Der Gedanke an das verschobene Turnier stimmt etwas wehmütig, denn es erinnert uns an all die tollen Dinge, die während eines Fussballsommers selbstverständlich sind. Dinge, die jetzt aber (noch) nicht stattfinden können.
Erinnert ihr euch noch an die EM 2016, als es in der Gruppenphase zum Duell zwischen der Schweiz und Albanien kam? Man war unsicher, ob es nicht doch zu Spannungen kommen würde – auf und vor allem auch neben dem Platz. Und die Realität? Die war so friedlich, wie es nur ging.
Schweizer und Albaner sorgten in der Schweiz für ein Fussballfest, feierten gemeinsam auf den Strassen. Albanische Fans hupten auch nach dem 0:1 im Auftaktspiel, als hätten sie gerade einen Titel gewonnen. Und die Schweizer liessen sich auch von Albanien mitreissen, jubelten über den Sieg des Balkanlandes über Rumänien und litten mit, als es dann doch nicht für die Achtelfinals reichte.
Während Europa- und Weltmeisterschaften interessiert sich plötzlich die ganze Schweiz für Fussball. Egal, welches Land man unterstützt oder welche Wurzeln man hat, es wird gemeinsam gejubelt, geweint und gefeiert.
Weil sich plötzlich alle für Fussball interessieren, haben auch Tippspiele Hochkonjunktur. Egal, ob im privaten Freundeskreis, in einem Verein oder auf der Arbeit – überall wird getippt, überall gibt es Preise zu gewinnen.
Und klar, am Ende regst du dich darüber auf, dass wieder die Person gewonnen hat, die eigentlich gar keine Ahnung von Fussball hat und überall nur 2:1 getippt hat. Aber Spass macht das Tippspiel eben trotzdem, weil es selbst weniger attraktiven Affichen Bedeutung gibt.
Ja, das Essen ist teuer, das Bier ist meist etwas schal und der Blick auf die Leinwand oft schlecht. Aber irgendwie sind Public Viewings einfach trotzdem geil. Es gibt dir das Stadion-Feeling, ohne hunderte von Franken für offizielle Tickets auszugeben.
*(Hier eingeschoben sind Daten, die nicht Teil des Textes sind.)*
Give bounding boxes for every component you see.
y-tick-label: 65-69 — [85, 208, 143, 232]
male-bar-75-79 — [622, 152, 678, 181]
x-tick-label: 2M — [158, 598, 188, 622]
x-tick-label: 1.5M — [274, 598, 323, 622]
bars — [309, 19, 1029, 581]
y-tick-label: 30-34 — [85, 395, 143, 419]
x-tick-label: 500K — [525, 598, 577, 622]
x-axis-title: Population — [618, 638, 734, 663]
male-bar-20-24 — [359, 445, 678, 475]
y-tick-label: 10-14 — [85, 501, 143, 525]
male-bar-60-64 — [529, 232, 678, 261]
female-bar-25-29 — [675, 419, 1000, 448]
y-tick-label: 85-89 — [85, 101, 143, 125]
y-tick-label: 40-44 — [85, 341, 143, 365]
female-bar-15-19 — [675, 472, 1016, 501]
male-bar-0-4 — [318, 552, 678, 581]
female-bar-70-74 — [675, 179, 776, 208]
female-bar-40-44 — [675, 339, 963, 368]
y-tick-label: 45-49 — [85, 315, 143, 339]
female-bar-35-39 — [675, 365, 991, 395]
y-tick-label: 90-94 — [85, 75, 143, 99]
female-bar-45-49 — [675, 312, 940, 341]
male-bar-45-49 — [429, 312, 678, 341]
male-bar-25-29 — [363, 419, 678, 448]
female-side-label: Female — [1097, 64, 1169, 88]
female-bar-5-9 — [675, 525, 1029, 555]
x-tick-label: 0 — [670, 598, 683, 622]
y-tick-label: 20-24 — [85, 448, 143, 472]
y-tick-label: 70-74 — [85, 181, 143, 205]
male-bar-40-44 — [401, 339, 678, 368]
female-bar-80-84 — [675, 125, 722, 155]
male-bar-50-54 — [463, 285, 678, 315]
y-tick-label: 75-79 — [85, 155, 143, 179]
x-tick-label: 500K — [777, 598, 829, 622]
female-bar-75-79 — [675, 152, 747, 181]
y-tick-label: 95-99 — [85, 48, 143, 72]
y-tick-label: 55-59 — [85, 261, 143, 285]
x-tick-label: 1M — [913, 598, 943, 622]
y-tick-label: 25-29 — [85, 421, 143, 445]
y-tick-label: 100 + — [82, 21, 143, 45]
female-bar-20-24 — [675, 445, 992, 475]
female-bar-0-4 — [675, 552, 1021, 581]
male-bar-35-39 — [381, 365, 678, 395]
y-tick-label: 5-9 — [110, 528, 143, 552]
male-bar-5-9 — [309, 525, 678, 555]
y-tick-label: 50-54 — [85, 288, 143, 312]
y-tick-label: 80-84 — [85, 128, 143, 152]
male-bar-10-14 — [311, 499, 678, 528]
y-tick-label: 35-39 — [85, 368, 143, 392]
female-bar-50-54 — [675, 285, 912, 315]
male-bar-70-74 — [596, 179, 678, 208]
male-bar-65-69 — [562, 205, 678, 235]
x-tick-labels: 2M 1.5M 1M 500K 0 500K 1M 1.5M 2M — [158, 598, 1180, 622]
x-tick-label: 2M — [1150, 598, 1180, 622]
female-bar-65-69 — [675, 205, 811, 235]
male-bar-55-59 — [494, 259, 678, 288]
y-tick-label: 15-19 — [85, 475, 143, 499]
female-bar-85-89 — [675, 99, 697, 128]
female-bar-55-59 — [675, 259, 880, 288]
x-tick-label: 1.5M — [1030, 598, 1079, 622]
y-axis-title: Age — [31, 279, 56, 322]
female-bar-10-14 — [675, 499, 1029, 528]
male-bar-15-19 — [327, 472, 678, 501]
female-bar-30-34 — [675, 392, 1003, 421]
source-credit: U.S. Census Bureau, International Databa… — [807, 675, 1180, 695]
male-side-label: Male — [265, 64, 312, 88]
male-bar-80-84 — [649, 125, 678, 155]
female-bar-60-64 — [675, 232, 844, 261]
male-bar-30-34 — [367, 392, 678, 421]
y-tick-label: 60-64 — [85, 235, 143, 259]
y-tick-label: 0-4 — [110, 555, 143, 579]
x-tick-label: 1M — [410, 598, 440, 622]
Es ist auch ein guter Ort, um neue Leute kennen zu lernen. Nichts startet schneller eine Diskussion, als ein leichtfertig in die Runde geworfenes: «Das war nie und nimmer eine gelbe Karte.» Und wer lieber den etwas kleineren Rahmen vorzieht, kann auch einfach zuhause ein paar gute Menschen einladen und eine EM-Grillparty schmeissen.
Mit jedem neuen Turnier ist auch jedes Mal neue Hoffnung da, dass die Schweizer Nati nun doch noch den Sprung in den Viertelfinal schafft. Ja, meist wird das Land gar von einer für die oft zurückhaltenden Schweizer untypischen Euphorie erfasst.
Zwar wird diese Begeisterung in der k.o.-Phase dann meist im Keim erstickt, egal wie gut die Ausgangslage ist (WM-Achtelfinal gegen Schweden, anyone?). Doch vielleicht wäre es ja dieses Jahr endlich so weit gewesen ...
Und schliesslich ist eine Europameisterschaft ja einfach auch ein Fussballfest. Nicht nur die Schweiz spielt mit, sondern der ganze Kontinent die besten Mannschaften des Kontinents. Jeden Tag hast du irgendein geiles Spiel.
England und Kroatien treffen sich zum Rematch des WM-Halbfinals von 2018. Frankreich, Deutschland und der amtierende Europameister Portugal treffen in einer Gruppe aufeinander. Man darf sich darauf freuen, was das wiedererstarkte Holland und Belgien auf den Rasen zaubern. Und falls Italien sich wieder blamieren sollte, hat man wenigstens etwas zum Lachen. Doch auf all diese Knüller müssen wir nun noch ein Jahr länger warten.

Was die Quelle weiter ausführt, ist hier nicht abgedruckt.